Dans quel contexte le mouvement pour une Loire vivante est-il né ?
Dans les années 1980, quasiment tous les grands fleuves d’Europe sont aménagés. Des barrages y ont été construits pour réguler le débit de l’eau et produire de l’électricité. La pollution est omniprésente. Le Rhin et le Rhône, qui traversent des zones industrielles, sont à l’agonie. La Loire a échappé aux grands aménagements du fait de sa morphologie, qui ne se prête pas à la navigation ni à la construction de grands barrages électriques. Elle fait partie des rivières dont le régime varie selon les saisons.

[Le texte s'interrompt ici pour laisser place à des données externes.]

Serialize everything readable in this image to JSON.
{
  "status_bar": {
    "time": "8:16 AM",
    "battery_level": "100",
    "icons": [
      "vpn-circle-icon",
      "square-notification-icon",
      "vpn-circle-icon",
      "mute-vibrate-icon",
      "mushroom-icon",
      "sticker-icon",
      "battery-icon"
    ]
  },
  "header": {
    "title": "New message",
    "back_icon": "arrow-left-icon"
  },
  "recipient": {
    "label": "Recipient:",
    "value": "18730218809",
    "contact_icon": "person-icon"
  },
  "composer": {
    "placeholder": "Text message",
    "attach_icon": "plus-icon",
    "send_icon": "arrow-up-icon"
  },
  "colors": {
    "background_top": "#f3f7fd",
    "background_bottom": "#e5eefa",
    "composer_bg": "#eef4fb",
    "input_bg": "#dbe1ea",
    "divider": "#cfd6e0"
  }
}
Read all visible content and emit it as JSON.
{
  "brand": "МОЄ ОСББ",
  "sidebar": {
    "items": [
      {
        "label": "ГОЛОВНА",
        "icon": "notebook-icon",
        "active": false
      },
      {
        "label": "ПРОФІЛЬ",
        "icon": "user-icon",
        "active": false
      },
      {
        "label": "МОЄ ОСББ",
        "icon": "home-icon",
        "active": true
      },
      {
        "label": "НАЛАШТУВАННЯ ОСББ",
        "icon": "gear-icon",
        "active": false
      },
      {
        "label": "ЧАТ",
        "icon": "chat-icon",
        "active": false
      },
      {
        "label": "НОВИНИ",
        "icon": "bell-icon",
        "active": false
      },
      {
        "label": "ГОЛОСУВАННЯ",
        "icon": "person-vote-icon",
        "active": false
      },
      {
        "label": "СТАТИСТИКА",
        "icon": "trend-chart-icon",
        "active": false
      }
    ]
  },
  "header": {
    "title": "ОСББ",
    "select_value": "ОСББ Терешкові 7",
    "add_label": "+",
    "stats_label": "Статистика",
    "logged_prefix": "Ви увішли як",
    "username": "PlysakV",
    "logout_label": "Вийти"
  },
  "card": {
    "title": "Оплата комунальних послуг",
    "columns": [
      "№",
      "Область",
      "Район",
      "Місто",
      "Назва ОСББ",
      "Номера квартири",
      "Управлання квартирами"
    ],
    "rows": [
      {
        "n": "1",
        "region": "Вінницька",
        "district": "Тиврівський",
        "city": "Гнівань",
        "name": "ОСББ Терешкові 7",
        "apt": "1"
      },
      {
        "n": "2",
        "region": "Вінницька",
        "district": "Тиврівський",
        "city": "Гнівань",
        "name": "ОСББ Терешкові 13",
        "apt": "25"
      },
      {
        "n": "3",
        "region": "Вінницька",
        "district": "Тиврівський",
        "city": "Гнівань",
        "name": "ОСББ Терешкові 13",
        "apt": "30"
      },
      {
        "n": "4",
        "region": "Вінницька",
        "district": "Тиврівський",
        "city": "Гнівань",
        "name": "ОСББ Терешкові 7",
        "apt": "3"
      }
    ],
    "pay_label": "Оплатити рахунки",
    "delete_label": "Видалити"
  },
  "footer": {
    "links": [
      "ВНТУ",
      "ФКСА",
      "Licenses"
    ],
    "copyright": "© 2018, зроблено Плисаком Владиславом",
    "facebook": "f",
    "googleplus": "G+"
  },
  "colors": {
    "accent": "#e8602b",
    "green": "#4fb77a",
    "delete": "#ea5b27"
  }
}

Elle peut modifier son cours, éroder ses berges, créer des îles de sable puis les déplacer.
Cette dynamique fluviale entraîne aussi une forte amplitude entre les débits. Elle est alimentée, non pas par la neige comme le Rhin et le Danube, mais par les pluies qui façonnent le fleuve et font monter l’eau en d’immenses crues cévenoles durant l’automne et le printemps. L’été, son lit est à sec. Cette particularité lui confère une place à part. Dans les milieux de l’hydrologie et de l’écologie à l’époque, la Loire est un symbole, le dernier fleuve resté sauvage en France et même en Europe, en tout cas beaucoup moins aménagé que les autres, et plutôt en bonne forme. Elle est reconnue comme un haut lieu de biodiversité.
Quels sont, à l’époque, les objectifs du projet d’aménagement du fleuve ?
Le projet est porté par l’établissement public pour l’aménagement de la Loire et de ses affluents, une institution très puissante politiquement, puisqu’elle réunit, à l’échelle du bassin, vingt-deux villes, seize départements et six régions. Révélé en 1985, son objectif est de réguler le débit du fleuve grâce à la construction de quatre grands barrages et autant de lacs artificiels.